Alcune case invase dai detriti. Partiti i soccorsi, domani ulteriore sopralluogo. LE FOTO

MONREALE, 10 settembre – Per circa un’ora la frazione d Grisì è sembrata la location dell’apocalisse. Un fiume di fango ha invaso la borgata, la più lontana da Monreale, trasformando le strade in dei veri e propri torrenti, che hanno resto impossibile la circolazione ed hanno costretto tutti ad un lavoro senza precedenti.

Negozi, case, garage: tutto quello che si trovava a pianterreno e che si è malauguratamente trovato liungo il tragitto del fango è stato riempito di detriti. Uno spettacolo di cui i grisioti avrebbero voluto volentieri fatto a meno e che ha messo in ginocchio una borgata, le cui difficoltà viarie sono venute fuori in tutta la loro crudezza.
A causare questo sconquasso la violenza della bomba d’acqua che si è abbattuta sulla frazione, unita al fatto che era molto di più l’acqua che cadeva che quella che riusciva a smaltirsi. Fortuna che gli interventi , coordinati dall’assessore alla Protezione Civile sono stati tempestivi. Sul posto due squadre della Overland ed una della Polizia Municipale.
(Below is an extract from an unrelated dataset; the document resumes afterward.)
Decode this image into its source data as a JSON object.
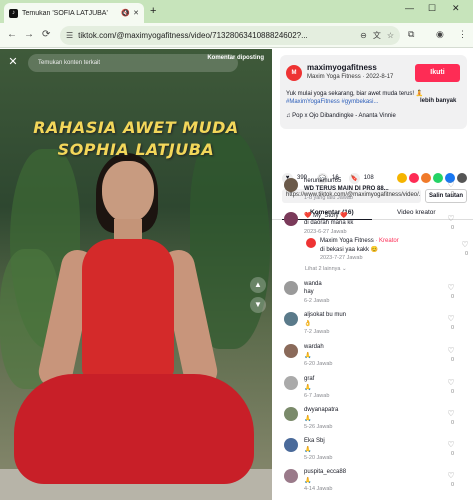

Presenti anche il sindaco di Monreale, Alberto Arcidiacono e lo stesso Taibi.
Il lavoro è stato quello, “necessario” di spalare fango dai locali invasi dalla melma, nel tentativo di riportare la normalità. Domani, con la luce del giorno, è in programma un sopralluogo dei tecnici comunali, per verificare con maggiore precisione l’entità dei danni.

 

 

Commenti  

#1 claudioburgio 2019-09-10 23:30
Occorre un provvedimento di rivisitazione dei canaloni di gronda esistenti sul monte castellaccio da tempo abbandonati e pieni di detriti in primis.
Occorre anche che i coltivatori proprietari dei terreni a monte della provinciale che va dall'abitato al cimitero si determinino ad avere metodi di coltivazione che proteggano il terreno ( scassi e arature meno profonde, tiratura dei sesti non più dall'alto verso valle ma in orizzontale sulla dorsale collinare evitando cosi che l'acqua piovana trascini tutto subito a valle tracimando e disossando il terreno).
il monte castellaccio va riforestato preservandolo dai cretini incendiari .
potenziare le caditoie dell'ultimo tratto che va da via Napoli all'uscita del paese ripristinando il vecchio compluvio che è stato ricoperto.